La difficulté d'atteindre les deux, Walsworth a dit, est en partie lié au fonctionnement de la RMN.
Découvert à Harvard dans les années 40, La RMN fonctionne en excitant les atomes d'un échantillon en utilisant de puissants champs magnétiques et en mesurant les radiofréquences qu'ils émettent. Puisque chaque molécule émet des fréquences spécifiques, les chimistes et les physiciens ont appris à lire ces spectres radio pour tout apprendre, des propriétés matérielles de diverses molécules à la façon dont les protéines sont repliées.
Dans les systèmes conventionnels, ces signaux sont mesurés à l'aide de bobines de fil similaires aux antennes radio. Pour les petits échantillons, cependant, les signaux sont tout simplement trop faibles pour être détectés, Ainsi, des chercheurs, dont Walsworth et le professeur de physique Mikhail Lukin, ont commencé il y a plus de dix ans à explorer l'utilisation de centres de vacance d'azote (NV) pour les récupérer.
Lasers verts et aimants utilisés pour détecter les signaux RMN. Crédit :Kris Snibbe/Photographe du personnel de Harvard
"L'une des toutes premières idées que nous avons eues pour les centres NV était de les utiliser pour la RMN de petit volume, jusqu'au niveau d'atomes ou de molécules isolés, " a déclaré Walsworth. " Nous avons eu cette vision il y a 10 ou 12 ans, et il a fallu de nombreuses années pour améliorer la technologie pour en arriver là."
Depuis leur première détection à l'échelle nanométrique d'un signal RMN en 2013, Walsworth a dit, Les scientifiques de Harvard ont affiné la technologie NV, et en 2014 ont pu détecter un seul proton.
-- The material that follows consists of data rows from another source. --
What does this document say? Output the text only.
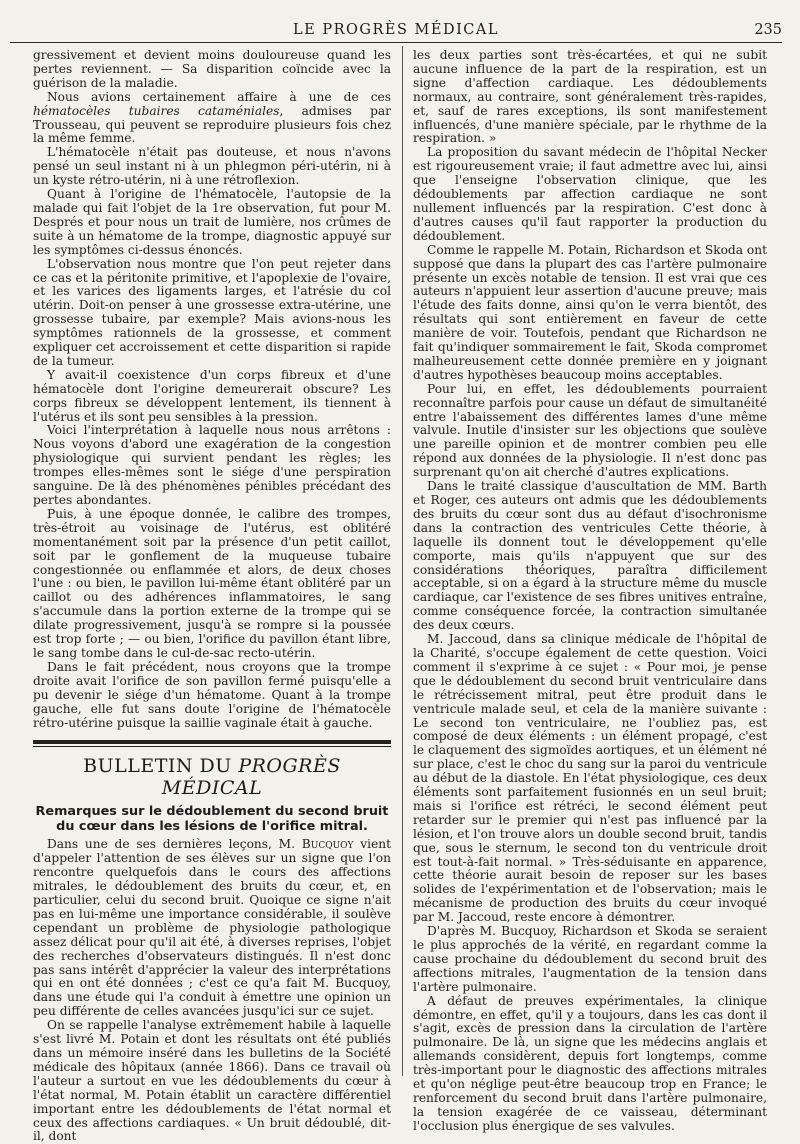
LE PROGRÈS MÉDICAL	235

gressivement et devient moins douloureuse quand les pertes reviennent. — Sa disparition coïncide avec la guérison de la maladie.

Nous avions certainement affaire à une de ces hématocèles tubaires cataméniales, admises par Trousseau, qui peuvent se reproduire plusieurs fois chez la même femme.

L'hématocèle n'était pas douteuse, et nous n'avons pensé un seul instant ni à un phlegmon péri-utérin, ni à un kyste rétro-utérin, ni à une rétroflexion.

Quant à l'origine de l'hématocèle, l'autopsie de la malade qui fait l'objet de la 1re observation, fut pour M. Després et pour nous un trait de lumière, nos crûmes de suite à un hématome de la trompe, diagnostic appuyé sur les symptômes ci-dessus énoncés.

L'observation nous montre que l'on peut rejeter dans ce cas et la péritonite primitive, et l'apoplexie de l'ovaire, et les varices des ligaments larges, et l'atrésie du col utérin. Doit-on penser à une grossesse extra-utérine, une grossesse tubaire, par exemple? Mais avions-nous les symptômes rationnels de la grossesse, et comment expliquer cet accroissement et cette disparition si rapide de la tumeur.

Y avait-il coexistence d'un corps fibreux et d'une hématocèle dont l'origine demeurerait obscure? Les corps fibreux se développent lentement, ils tiennent à l'utérus et ils sont peu sensibles à la pression.

Voici l'interprétation à laquelle nous nous arrêtons : Nous voyons d'abord une exagération de la congestion physiologique qui survient pendant les règles; les trompes elles-mêmes sont le siége d'une perspiration sanguine. De là des phénomènes pénibles précédant des pertes abondantes.

Puis, à une époque donnée, le calibre des trompes, très-étroit au voisinage de l'utérus, est oblitéré momentanément soit par la présence d'un petit caillot, soit par le gonflement de la muqueuse tubaire congestionnée ou enflammée et alors, de deux choses l'une : ou bien, le pavillon lui-même étant oblitéré par un caillot ou des adhérences inflammatoires, le sang s'accumule dans la portion externe de la trompe qui se dilate progressivement, jusqu'à se rompre si la poussée est trop forte ; — ou bien, l'orifice du pavillon étant libre, le sang tombe dans le cul-de-sac recto-utérin.

Dans le fait précédent, nous croyons que la trompe droite avait l'orifice de son pavillon fermé puisqu'elle a pu devenir le siége d'un hématome. Quant à la trompe gauche, elle fut sans doute l'origine de l'hématocèle rétro-utérine puisque la saillie vaginale était à gauche.

BULLETIN DU PROGRÈS MÉDICAL
Remarques sur le dédoublement du second bruit du cœur dans les lésions de l'orifice mitral.

Dans une de ses dernières leçons, M. Bucquoy vient d'appeler l'attention de ses élèves sur un signe que l'on rencontre quelquefois dans le cours des affections mitrales, le dédoublement des bruits du cœur, et, en particulier, celui du second bruit. Quoique ce signe n'ait pas en lui-même une importance considérable, il soulève cependant un problème de physiologie pathologique assez délicat pour qu'il ait été, à diverses reprises, l'objet des recherches d'observateurs distingués. Il n'est donc pas sans intérêt d'apprécier la valeur des interprétations qui en ont été données ; c'est ce qu'a fait M. Bucquoy, dans une étude qui l'a conduit à émettre une opinion un peu différente de celles avancées jusqu'ici sur ce sujet.

On se rappelle l'analyse extrêmement habile à laquelle s'est livré M. Potain et dont les résultats ont été publiés dans un mémoire inséré dans les bulletins de la Société médicale des hôpitaux (année 1866). Dans ce travail où l'auteur a surtout en vue les dédoublements du cœur à l'état normal, M. Potain établit un caractère différentiel important entre les dédoublements de l'état normal et ceux des affections cardiaques. « Un bruit dédoublé, dit-il, dont

les deux parties sont très-écartées, et qui ne subit aucune influence de la part de la respiration, est un signe d'affection cardiaque. Les dédoublements normaux, au contraire, sont généralement très-rapides, et, sauf de rares exceptions, ils sont manifestement influencés, d'une manière spéciale, par le rhythme de la respiration. »

La proposition du savant médecin de l'hôpital Necker est rigoureusement vraie; il faut admettre avec lui, ainsi que l'enseigne l'observation clinique, que les dédoublements par affection cardiaque ne sont nullement influencés par la respiration. C'est donc à d'autres causes qu'il faut rapporter la production du dédoublement.

Comme le rappelle M. Potain, Richardson et Skoda ont supposé que dans la plupart des cas l'artère pulmonaire présente un excès notable de tension. Il est vrai que ces auteurs n'appuient leur assertion d'aucune preuve; mais l'étude des faits donne, ainsi qu'on le verra bientôt, des résultats qui sont entièrement en faveur de cette manière de voir. Toutefois, pendant que Richardson ne fait qu'indiquer sommairement le fait, Skoda compromet malheureusement cette donnée première en y joignant d'autres hypothèses beaucoup moins acceptables.

Pour lui, en effet, les dédoublements pourraient reconnaître parfois pour cause un défaut de simultanéité entre l'abaissement des différentes lames d'une même valvule. Inutile d'insister sur les objections que soulève une pareille opinion et de montrer combien peu elle répond aux données de la physiologie. Il n'est donc pas surprenant qu'on ait cherché d'autres explications.

Dans le traité classique d'auscultation de MM. Barth et Roger, ces auteurs ont admis que les dédoublements des bruits du cœur sont dus au défaut d'isochronisme dans la contraction des ventricules Cette théorie, à laquelle ils donnent tout le développement qu'elle comporte, mais qu'ils n'appuyent que sur des considérations théoriques, paraîtra difficilement acceptable, si on a égard à la structure même du muscle cardiaque, car l'existence de ses fibres unitives entraîne, comme conséquence forcée, la contraction simultanée des deux cœurs.

M. Jaccoud, dans sa clinique médicale de l'hôpital de la Charité, s'occupe également de cette question. Voici comment il s'exprime à ce sujet : « Pour moi, je pense que le dédoublement du second bruit ventriculaire dans le rétrécissement mitral, peut être produit dans le ventricule malade seul, et cela de la manière suivante : Le second ton ventriculaire, ne l'oubliez pas, est composé de deux éléments : un élément propagé, c'est le claquement des sigmoïdes aortiques, et un élément né sur place, c'est le choc du sang sur la paroi du ventricule au début de la diastole. En l'état physiologique, ces deux éléments sont parfaitement fusionnés en un seul bruit; mais si l'orifice est rétréci, le second élément peut retarder sur le premier qui n'est pas influencé par la lésion, et l'on trouve alors un double second bruit, tandis que, sous le sternum, le second ton du ventricule droit est tout-à-fait normal. » Très-séduisante en apparence, cette théorie aurait besoin de reposer sur les bases solides de l'expérimentation et de l'observation; mais le mécanisme de production des bruits du cœur invoqué par M. Jaccoud, reste encore à démontrer.

D'après M. Bucquoy, Richardson et Skoda se seraient le plus approchés de la vérité, en regardant comme la cause prochaine du dédoublement du second bruit des affections mitrales, l'augmentation de la tension dans l'artère pulmonaire.

A défaut de preuves expérimentales, la clinique démontre, en effet, qu'il y a toujours, dans les cas dont il s'agit, excès de pression dans la circulation de l'artère pulmonaire. De là, un signe que les médecins anglais et allemands considèrent, depuis fort longtemps, comme très-important pour le diagnostic des affections mitrales et qu'on néglige peut-être beaucoup trop en France; le renforcement du second bruit dans l'artère pulmonaire, la tension exagérée de ce vaisseau, déterminant l'occlusion plus énergique de ses valvules.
En 2016, ils avaient utilisé la NV pour capturer le signal RMN produit par une seule protéine. Bien qu'ils puissent détecter des signaux à partir d'échantillons minuscules, les centres NV étaient loin d'être idéaux.
« Quand nous avons détecté des protéines uniques, c'était avec des pics spectraux RMN qui avaient une fréquence de 10 kilohertz, " a déclaré Walsworth. " Mais la séparation entre les fréquences en RMN peut être aussi petite que quelques hertz. Nous avons donc pu détecter une protéine, mais tous les détails chimiques du spectre ont été effacés."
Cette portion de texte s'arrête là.